Closer to home we’re more accustomed to averting our gaze for an altogether different reason: to avoid the sight of what’s discomforting
or disturbing. Some call this mechanism “denial.”
In Sanjukta Asopa’s undeniably affecting haiku, an averted glance brings no psychic relief at all. Instead it puts a widespread human problem
into even sharper relief — yet it does so with utter dispassion.
Population experts at the United Nations estimate that fully one billion people live in the squatter settlements known as shanty towns. Such
settlements are rife with the worst contagions of impoverishment (crime, disease) and despair (substance abuse, suicide). The physical detritus
of civilization — salvaged or surplus scraps of plastic, plywood and corrugated metal — provides rough shelter to
the displaced and the human cast-offs of developing societies.

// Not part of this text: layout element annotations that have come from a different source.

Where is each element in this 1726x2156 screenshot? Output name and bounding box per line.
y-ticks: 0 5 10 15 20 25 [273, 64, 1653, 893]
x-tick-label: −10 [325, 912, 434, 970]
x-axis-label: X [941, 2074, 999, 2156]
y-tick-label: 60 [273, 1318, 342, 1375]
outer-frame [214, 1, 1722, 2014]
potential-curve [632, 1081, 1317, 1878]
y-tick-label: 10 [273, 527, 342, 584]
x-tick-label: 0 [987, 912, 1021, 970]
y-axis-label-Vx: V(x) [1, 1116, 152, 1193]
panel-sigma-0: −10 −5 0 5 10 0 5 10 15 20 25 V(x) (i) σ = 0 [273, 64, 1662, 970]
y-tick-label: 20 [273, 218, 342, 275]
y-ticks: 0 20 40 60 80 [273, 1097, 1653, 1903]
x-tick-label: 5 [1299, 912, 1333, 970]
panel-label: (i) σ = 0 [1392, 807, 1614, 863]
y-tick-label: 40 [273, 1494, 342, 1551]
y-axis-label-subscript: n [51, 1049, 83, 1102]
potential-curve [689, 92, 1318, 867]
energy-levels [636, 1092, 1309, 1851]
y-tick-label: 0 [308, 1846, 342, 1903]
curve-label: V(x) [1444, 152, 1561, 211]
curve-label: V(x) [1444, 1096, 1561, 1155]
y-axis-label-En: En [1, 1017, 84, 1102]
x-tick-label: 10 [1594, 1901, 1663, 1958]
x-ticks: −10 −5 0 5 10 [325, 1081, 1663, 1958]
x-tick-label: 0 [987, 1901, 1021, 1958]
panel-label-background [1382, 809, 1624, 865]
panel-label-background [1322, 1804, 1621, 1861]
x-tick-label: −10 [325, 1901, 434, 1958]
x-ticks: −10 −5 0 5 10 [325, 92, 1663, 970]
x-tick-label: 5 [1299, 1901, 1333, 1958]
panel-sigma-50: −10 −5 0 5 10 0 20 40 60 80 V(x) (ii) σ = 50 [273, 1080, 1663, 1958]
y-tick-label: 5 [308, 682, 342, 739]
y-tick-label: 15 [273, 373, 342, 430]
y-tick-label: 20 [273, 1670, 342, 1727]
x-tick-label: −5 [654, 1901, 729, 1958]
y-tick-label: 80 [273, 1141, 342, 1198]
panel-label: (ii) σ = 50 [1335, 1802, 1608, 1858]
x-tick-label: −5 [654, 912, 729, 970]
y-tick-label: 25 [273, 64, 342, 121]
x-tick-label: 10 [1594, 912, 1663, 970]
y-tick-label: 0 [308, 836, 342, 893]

These are compelling raw materials. But in a remarkable turn, Asopa’s poem takes us to the immaterial for even greater effect. We encounter
“moonlight,” though not the ethereal substance that holds romantics in its sway. This moonlight has been savaged. Ripped apart,
it’s become just one more casualty of the shanty town. (One of William Blake’s cautionary verses comes especially to mind here:
“The beggar’s rags, fluttering in air, / Does to rags the heavens tear.”)
Without histrionics or even a verb, this tiny poem contains a sweeping indictment: shanty towns not only challenge our collective humanity, they
stand in violation of some higher order.
Can such a poem make a difference? Blake might have wondered the same. Yet his poems helped to seed a consciousness that led to eventual reforms
in his native London and beyond. So too, perhaps, with a haiku like this issue’s Heron’s Nest Award winner. Every now and then,
the poem is mightier than the polemic.